Sécheresse ou "Vidas Secas" en version originale est un conte situé au tout début des années 40, centré sur une famille de paysans pauvres dont l'histoire atteint le niveau de sécheresse du Sertão, une région du Nordeste brésilien dont le climat aride et la désolation pourraient rappeler, sous certains aspects, l'Outback d'Australie. Capturée dans un noir et blanc rugueux, empreinte d'un réalisme critique et d'une cruauté froide, l'errance de ce petit noyau familial constitué du père, de la mère, de leurs deux enfants et du chien Baleia s'apparente à un périple à travers des terres désertiques et farouchement inhospitalières. Leur trajectoire, des zones rurales les plus reculées vers les centres urbains que l'on peut deviner dans le dernier itinéraire contraint de l'épilogue, se place sous le signe de la persécution : le climat hostile, avec son intense sécheresse, l'absence d'entraide entre pauvres gens, qu'ils soient paysans ou policiers, la tyrannie des propriétaires, qui profitent de l'illettrisme de leurs ouvriers, et tous les malheurs qui jalonnent un tel exode dénué d'espoir mais comportant malgré tout quelques rares ouvertures.
Dans son portrait de la pauvreté paysanne, Nelson Pereira Dos Santos pourrait bien établir une passerelle avec l'autre moitié du continent américain, à travers les nombreux échos que l'on retrouve avec Les Raisins de la colère de John Steinbeck. À la fuite de la misère et de la famine s'ajoute ici celle de la sécheresse, que l'on saisit directement dans la marche éprouvante imposée à la famille en introduction. L'aridité et la poussière ne quitteront jamais l'écran, elles emplissent le regard pour former un réquisitoire corrosif sur un registre particulier, celui de la condition paysanne au Brésil. Le rythme sera uniforme du début à la fin, extrêmement lent, épousant la dimension éreintante et laborieuse de leurs pérégrinations.
Il n'y a pas vraiment d'éclaircies durables dans cette figure de proue du Cinema Novo — un mouvement cinématographique fondateur du cinéma brésilien des années 50 et 60, dont les influences se structurent à l'origine autour du néoréalisme italien et de la nouvelle vague française. Difficile de dire ce qui empêche une telle proposition cafardeuse de sombrer dans un misérabilisme frontal, si ce n'est l'innocence de l'enfance et son incompréhension presque comique, tenant de l'humour noir, lorsqu'un des fils ne saisit pas bien la différence entre la définition de l'enfer donnée par sa mère et la réalité qui l'entoure. Le réalisme adopté par la mise en scène n'explore toutefois pas des régions attenantes au documentaire, il s'engage plutôt dans une veine allégorique, avec une vision politique assez claire chez Nelson Pereira Dos Santos.
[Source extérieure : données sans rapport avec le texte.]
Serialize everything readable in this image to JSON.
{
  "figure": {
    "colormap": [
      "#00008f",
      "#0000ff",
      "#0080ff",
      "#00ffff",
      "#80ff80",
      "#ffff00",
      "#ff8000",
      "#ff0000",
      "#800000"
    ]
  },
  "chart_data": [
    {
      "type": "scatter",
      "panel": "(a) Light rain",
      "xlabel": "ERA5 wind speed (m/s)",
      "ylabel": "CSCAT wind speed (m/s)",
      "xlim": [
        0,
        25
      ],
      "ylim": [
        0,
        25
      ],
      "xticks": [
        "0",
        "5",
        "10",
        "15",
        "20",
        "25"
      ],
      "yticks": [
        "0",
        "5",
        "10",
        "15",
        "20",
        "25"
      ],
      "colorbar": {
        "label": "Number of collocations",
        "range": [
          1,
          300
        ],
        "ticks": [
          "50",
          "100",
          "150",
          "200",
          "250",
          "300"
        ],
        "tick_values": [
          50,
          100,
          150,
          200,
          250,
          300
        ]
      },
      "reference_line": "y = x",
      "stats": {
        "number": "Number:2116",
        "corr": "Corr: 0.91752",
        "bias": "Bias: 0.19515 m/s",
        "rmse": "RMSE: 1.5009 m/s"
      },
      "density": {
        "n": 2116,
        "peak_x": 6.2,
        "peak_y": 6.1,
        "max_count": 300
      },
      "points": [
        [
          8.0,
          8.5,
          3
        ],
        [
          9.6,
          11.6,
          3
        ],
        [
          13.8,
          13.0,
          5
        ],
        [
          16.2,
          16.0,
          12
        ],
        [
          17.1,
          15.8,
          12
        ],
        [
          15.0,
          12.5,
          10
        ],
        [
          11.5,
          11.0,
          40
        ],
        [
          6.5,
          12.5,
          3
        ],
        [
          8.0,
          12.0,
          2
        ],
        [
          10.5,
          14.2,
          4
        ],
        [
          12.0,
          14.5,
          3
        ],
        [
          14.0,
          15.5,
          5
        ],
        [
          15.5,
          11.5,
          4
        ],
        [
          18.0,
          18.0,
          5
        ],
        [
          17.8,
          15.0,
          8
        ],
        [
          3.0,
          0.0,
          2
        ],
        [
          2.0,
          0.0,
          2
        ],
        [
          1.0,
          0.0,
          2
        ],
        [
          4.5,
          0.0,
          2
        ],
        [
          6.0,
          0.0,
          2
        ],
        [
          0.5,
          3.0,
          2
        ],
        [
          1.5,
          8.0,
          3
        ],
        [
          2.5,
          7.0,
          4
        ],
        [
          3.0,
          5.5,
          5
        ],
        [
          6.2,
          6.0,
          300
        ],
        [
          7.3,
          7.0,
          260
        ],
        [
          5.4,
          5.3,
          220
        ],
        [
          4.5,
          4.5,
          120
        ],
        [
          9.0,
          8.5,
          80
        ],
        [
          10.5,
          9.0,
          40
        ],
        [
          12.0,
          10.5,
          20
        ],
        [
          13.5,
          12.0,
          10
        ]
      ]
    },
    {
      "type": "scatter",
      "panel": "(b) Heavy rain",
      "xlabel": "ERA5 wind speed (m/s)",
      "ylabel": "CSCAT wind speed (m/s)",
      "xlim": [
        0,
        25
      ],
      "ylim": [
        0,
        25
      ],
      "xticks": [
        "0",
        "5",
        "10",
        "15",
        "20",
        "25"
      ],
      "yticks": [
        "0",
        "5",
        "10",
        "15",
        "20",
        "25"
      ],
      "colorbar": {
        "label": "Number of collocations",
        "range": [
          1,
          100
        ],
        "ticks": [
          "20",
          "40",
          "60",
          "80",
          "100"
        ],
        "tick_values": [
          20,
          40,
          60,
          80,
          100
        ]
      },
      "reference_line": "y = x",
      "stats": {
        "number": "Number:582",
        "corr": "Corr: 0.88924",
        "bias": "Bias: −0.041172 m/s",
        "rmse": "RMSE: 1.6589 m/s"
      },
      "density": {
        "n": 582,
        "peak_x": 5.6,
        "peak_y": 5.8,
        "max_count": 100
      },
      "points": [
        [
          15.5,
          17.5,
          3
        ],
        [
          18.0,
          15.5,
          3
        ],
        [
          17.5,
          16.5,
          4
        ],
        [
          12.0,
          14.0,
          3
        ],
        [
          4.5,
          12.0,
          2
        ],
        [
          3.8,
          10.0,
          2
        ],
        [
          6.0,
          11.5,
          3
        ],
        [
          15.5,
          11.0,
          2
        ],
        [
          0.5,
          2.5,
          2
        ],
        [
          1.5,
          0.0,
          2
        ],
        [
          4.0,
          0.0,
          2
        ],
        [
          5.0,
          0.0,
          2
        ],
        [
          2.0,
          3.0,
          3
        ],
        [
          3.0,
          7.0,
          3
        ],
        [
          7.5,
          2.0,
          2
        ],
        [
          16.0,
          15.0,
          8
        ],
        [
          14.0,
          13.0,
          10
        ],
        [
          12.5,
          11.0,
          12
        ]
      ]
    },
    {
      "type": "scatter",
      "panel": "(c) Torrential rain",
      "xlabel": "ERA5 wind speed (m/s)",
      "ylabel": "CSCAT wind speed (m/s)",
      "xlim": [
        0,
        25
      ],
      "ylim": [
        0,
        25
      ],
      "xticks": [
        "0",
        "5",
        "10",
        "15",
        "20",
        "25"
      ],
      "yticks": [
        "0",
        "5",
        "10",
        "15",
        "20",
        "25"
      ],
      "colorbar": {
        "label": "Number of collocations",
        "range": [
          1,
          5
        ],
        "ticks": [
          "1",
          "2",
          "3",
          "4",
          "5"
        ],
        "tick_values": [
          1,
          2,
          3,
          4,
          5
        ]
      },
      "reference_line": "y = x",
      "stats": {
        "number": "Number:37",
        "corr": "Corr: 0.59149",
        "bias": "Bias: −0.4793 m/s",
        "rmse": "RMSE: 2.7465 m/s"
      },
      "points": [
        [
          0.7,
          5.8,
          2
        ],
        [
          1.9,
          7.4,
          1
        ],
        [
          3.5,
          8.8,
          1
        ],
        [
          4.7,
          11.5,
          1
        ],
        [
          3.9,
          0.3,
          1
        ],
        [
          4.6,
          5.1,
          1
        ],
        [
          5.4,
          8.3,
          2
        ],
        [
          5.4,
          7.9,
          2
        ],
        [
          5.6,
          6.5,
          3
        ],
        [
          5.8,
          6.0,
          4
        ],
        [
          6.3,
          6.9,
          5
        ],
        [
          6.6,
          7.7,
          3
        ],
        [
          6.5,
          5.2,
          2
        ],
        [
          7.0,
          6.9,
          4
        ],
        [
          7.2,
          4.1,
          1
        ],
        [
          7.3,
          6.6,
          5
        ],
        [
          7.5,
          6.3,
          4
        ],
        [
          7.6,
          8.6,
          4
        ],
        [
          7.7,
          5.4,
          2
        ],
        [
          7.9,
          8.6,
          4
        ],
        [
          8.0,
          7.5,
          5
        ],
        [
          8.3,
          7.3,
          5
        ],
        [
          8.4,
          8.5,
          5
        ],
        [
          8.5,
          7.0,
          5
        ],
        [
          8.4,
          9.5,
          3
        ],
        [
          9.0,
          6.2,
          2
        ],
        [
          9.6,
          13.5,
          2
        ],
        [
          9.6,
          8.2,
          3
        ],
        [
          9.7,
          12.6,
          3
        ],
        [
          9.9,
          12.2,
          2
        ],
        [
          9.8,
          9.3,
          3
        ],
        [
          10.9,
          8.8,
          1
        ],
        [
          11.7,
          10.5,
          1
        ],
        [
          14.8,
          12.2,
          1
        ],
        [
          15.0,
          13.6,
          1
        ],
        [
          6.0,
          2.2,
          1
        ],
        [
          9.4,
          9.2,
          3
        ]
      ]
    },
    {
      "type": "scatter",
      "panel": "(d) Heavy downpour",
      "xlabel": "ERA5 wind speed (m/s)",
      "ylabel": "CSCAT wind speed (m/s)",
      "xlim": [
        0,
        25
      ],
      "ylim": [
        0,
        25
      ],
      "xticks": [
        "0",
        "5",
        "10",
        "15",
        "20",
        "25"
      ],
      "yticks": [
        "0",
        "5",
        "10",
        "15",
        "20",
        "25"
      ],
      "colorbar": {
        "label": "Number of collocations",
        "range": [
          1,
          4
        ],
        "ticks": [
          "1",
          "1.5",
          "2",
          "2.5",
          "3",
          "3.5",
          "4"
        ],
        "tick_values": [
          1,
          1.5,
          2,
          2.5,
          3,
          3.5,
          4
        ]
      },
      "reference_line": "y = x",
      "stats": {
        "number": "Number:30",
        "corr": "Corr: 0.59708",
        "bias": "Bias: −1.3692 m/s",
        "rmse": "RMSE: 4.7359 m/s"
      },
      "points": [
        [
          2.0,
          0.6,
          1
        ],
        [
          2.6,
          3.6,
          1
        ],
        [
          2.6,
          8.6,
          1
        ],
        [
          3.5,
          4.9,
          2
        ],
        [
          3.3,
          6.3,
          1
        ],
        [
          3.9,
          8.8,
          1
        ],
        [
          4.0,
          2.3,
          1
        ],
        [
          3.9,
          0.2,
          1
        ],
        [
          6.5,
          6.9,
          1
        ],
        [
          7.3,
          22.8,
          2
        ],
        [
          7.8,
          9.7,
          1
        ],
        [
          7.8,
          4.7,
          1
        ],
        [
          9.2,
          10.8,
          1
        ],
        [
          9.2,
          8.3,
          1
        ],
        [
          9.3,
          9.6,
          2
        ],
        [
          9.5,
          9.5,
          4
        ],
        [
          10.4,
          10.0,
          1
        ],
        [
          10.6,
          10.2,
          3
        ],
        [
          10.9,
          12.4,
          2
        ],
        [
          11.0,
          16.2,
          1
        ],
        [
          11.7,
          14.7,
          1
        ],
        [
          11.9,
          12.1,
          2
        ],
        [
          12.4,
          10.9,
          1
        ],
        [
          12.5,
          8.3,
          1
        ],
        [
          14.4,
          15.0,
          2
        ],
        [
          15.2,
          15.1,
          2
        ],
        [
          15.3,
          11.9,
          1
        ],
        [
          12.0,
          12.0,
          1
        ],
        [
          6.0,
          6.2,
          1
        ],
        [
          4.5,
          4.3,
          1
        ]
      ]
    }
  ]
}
Un montage parallèle entre le passage en prison du père (une histoire d'argent perdu au jeu et d'abus de pouvoir) et une fête folklorique dans les rues voisines confère en outre une dimension presque fantastique au film, avec une imagerie très étrange. La famille se retrouvera in fine enfermée dans le caractère cyclique de leur migration, le plan final qui les voit disparaître à l'horizon rappelant le plan initial, monté en sens inverse, laissant supposer de nouveaux sacrifices à venir.